Thanksgiving is our family’s busiest holiday. The last two years we had an all-time record of 65 people seated for Thanksgiving dinner, with turkey plates, linens, and silver. Yes, 65! We will have fewer people this year; at last count, I think 45. 65 or 45, those numbers account for a lot of togetherness and joy, and yes, stress. While it is a wonderful event, it takes a lot of planning, preparation, and execution, and not just on my part. We are a family of cooks and enjoy preparing meals together. And there is more than the Thanksgiving meal to prepare, for family starts arriving early Thanksgiving week, and the last ones leave the Sunday after Thanksgiving.
In the more than 30 years that we have hosted this holiday, I have learned what to let go of and what to hold fast to. I gave up on trying to match the silver and glassware at each table, although I do prefer that the plates at each table match. And regardless of how much easier it would be to use paper and plastic, having china, silver, and linen and cloth napkins are one of my traditions that can’t be broken. On the other hand, place cards are totally unnecessary, as I learned the year that I used them and almost had a family revolt! While it might be best to seat younger children at a certain table, let older children and adults sit where they choose.
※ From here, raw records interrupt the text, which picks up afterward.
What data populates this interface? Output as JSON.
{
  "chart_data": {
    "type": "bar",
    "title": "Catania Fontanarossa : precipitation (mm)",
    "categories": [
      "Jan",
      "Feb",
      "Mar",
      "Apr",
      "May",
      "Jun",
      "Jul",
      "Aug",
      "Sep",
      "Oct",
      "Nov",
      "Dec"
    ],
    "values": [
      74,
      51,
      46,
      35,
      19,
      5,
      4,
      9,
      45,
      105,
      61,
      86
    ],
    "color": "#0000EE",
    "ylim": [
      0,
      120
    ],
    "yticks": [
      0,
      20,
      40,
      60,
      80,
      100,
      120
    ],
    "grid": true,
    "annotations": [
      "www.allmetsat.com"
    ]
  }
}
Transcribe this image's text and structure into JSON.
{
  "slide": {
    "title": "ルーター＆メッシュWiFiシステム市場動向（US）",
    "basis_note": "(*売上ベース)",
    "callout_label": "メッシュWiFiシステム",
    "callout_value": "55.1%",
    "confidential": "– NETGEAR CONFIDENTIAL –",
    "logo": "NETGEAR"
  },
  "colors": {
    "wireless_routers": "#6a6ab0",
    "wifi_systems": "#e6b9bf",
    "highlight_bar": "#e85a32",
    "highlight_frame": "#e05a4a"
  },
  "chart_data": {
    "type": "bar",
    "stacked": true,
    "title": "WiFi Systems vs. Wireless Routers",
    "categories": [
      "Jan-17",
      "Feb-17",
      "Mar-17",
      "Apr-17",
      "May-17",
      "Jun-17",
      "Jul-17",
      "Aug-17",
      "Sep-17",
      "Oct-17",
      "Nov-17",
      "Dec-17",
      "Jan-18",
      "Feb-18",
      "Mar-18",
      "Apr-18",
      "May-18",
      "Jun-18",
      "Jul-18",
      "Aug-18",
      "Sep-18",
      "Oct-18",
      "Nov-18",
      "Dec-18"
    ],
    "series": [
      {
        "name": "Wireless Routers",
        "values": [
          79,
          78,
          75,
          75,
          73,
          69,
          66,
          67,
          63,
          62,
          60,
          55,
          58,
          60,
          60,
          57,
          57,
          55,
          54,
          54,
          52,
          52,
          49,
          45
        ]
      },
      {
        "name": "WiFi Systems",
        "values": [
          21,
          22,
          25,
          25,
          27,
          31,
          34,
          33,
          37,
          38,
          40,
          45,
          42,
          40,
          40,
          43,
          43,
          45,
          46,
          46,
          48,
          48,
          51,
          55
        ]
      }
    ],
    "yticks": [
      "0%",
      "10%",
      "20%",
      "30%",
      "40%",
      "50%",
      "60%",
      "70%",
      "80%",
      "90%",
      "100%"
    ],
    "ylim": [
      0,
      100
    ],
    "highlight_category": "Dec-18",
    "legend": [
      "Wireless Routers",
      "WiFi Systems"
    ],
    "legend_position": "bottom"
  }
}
I learned years ago that I couldn’t do it all, so for many years, other family members have been hosting different meals. There is also a chore list for setting up and cleaning up, with even the youngest cousins helping. The main meal is usually mainly the same, with different ones cooking their favorites. Regardless of how soon I start the preparations, I never get finished before people start arriving, so I have become much more comfortable with asking for help, and not worrying about what isn’t done. Whether your crowd is 65 or 5, the principles are the same; plan, prepare, and execute, and with lots of help from others!
In considering what traditions are important in your family, aim for less stress and more joy. While the magnitude of our family’s Thanksgiving results in some stress at times, the joy that is created by all of the family being together for days more than compensates for the stress. You can calculate the stress/joy dynamic for your holidays and decide what is important for you to hold onto, and what can change. Change things up and see if you can live with the changes and if they result in positive outcomes, such as less stress and more joy.
And remember, it is the people who come together to share in the traditions that create the memories. Make sure the memories are good ones.